1. Introduction
KanjiUp is a mobile applications, helping the user learning or deepening his learning of kanji characters. It has been deployed on the web 🔗, and an APK 🔗 is available for android users. To test the application, you can register as a new user or use this :
{
user: 'demo@kanjiup.me',
password: 'test1234',
}
Kanji (漢字, Japanese pronunciation: [kaɲdʑi]) are the logographic Chinese characters adapted from the Chinese script used in the writing of Japanese (source: Wikipedia 🔗)
Nowadays, with the arrival of the technology like computers, smartphones, etc. the necessity of writing kanji by hand is almost null, which could lead us to believe that it is almost intended for artists like old styled writers and mangaka, calligrapher, etc.
However, knowing how to draw the characters by hand can be very helpful in the learning process. There are lots of characters that look like similar at first glance, but that have slight nuances.
Example: 緑 and 縁 are similar for someone not familiar with kanji characters, but they have completely different meanings, the first one means green while the second one means connection or edge
Knowing how to write it by hand, means that you know how each character is composed, the different patterns possible. It is way more intuitive to learn by drawing them. Even Japanese people learn by drawing the characters multiple times during their education from elementary school to the graduation of high school which the total of kanji learned is 2136 and is the strict minimum to be able to live in Japan, also called the jōyō kanji (常用漢字). For advanced kanji, they can continue to study them after high school at university. In general, it seems that a university graduate can read around 4000 and 5000 kanji characters, but can only write around 300 characters.
Nowadays, there are multiples applications that can help users to learn kanji characters. But it can be very limited on kanji character number available or be accessible by paying extensions.
The purpose of this project is to offer a wide range of kanji characters data (around 13000 out of 40000) and allowing users to challenge themselves with drawing quizzes, which evaluates the number of strokes drawn and its correctness of at least all the jōyō kanji. Ideally, it would check the character's form + the stroke order.
2. Implementation
2.1. Preparation
Create myself the data by hand would not only be time-consuming, it would also be too tedious and repetitive, and I'd give up before I'd even started the project. So I looked for open databases that were both qualitative and quantitative.
2.1.1. Kanji
All kanji information come from JMDict, a kanji dictionnary containing 13,108 kanji writen in a XML format and Unicode/UTF-8 coding file. I took all the 13, 108 kanji information and input into a MongoDb database with a script accessible here 🔗. Below, you can find a representation of the collections with their relationship used to input the information on the database:
2.1.2. Word
I did the same for all Japanese word, using JMDict, a Japanese-Multilingual Dictionary also written in a XML like format and Unicode/UTF-8 coding file. The script to input the data into a MongoDB database accessible here 🔗 with a total of 207, 059 words inputted. And below there is the representation of the word's collections:
2.1.3. Handwritten kanji dataset
I could've create an application to draw it myself to create a dataset of at least all the jōyō kanji would take me years to complete it, even if I asked my friends to help me.

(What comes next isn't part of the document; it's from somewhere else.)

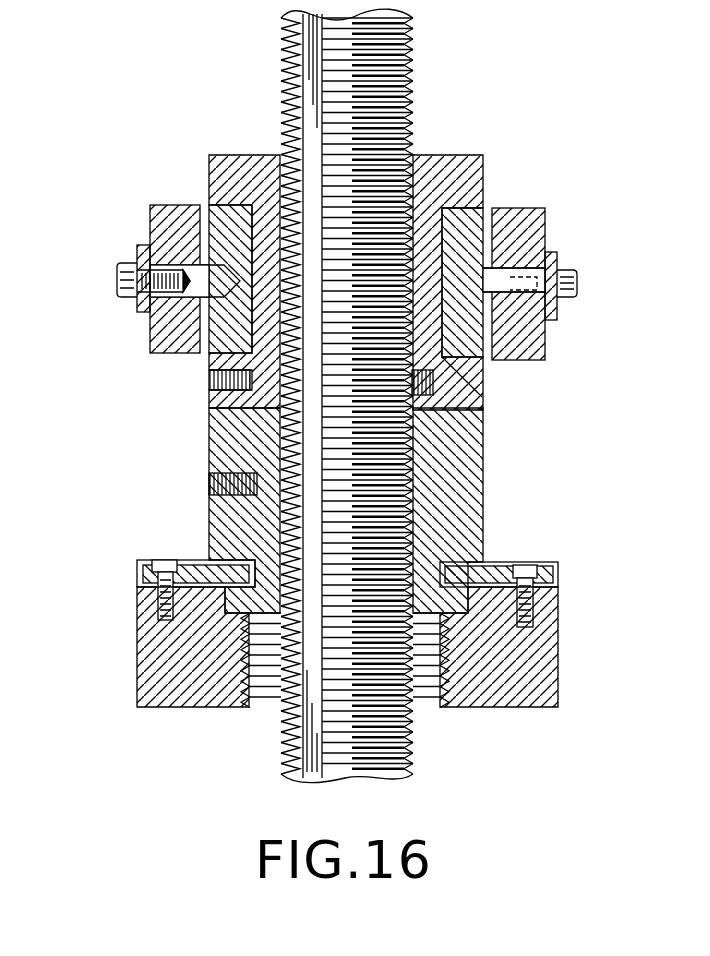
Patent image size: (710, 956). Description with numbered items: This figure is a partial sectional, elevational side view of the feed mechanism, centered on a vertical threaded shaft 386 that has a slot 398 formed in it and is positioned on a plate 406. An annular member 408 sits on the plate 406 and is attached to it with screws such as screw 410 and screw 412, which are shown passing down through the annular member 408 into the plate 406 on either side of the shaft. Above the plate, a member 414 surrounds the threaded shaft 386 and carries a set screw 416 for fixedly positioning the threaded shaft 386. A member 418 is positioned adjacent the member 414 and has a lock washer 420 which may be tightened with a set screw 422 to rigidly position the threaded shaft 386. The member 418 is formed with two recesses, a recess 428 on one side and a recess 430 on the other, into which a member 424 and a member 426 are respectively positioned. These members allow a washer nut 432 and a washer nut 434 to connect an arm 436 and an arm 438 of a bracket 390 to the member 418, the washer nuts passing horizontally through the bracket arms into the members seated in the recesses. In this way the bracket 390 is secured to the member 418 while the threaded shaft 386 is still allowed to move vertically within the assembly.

So I used ETLDB's ETL9B data to build my dataset, they come in an archive file and with a script 🔗 to extract and split into multiple folders, which are ordered by kanji character. In total 2965 kanji character's folders are created. Each folder contains 200 monochrome pictures, and each picture has a resolution of 64x63.
2.2. Kanji Recognition
2.2.1. Preprocessing
To train my recognition model, I'm using the split-folders library to split the pictures into 3 folders : train, validation and test with a ratio of 80%, 10% and 10% which correspond to 474401, 59293 and 59311 pictures.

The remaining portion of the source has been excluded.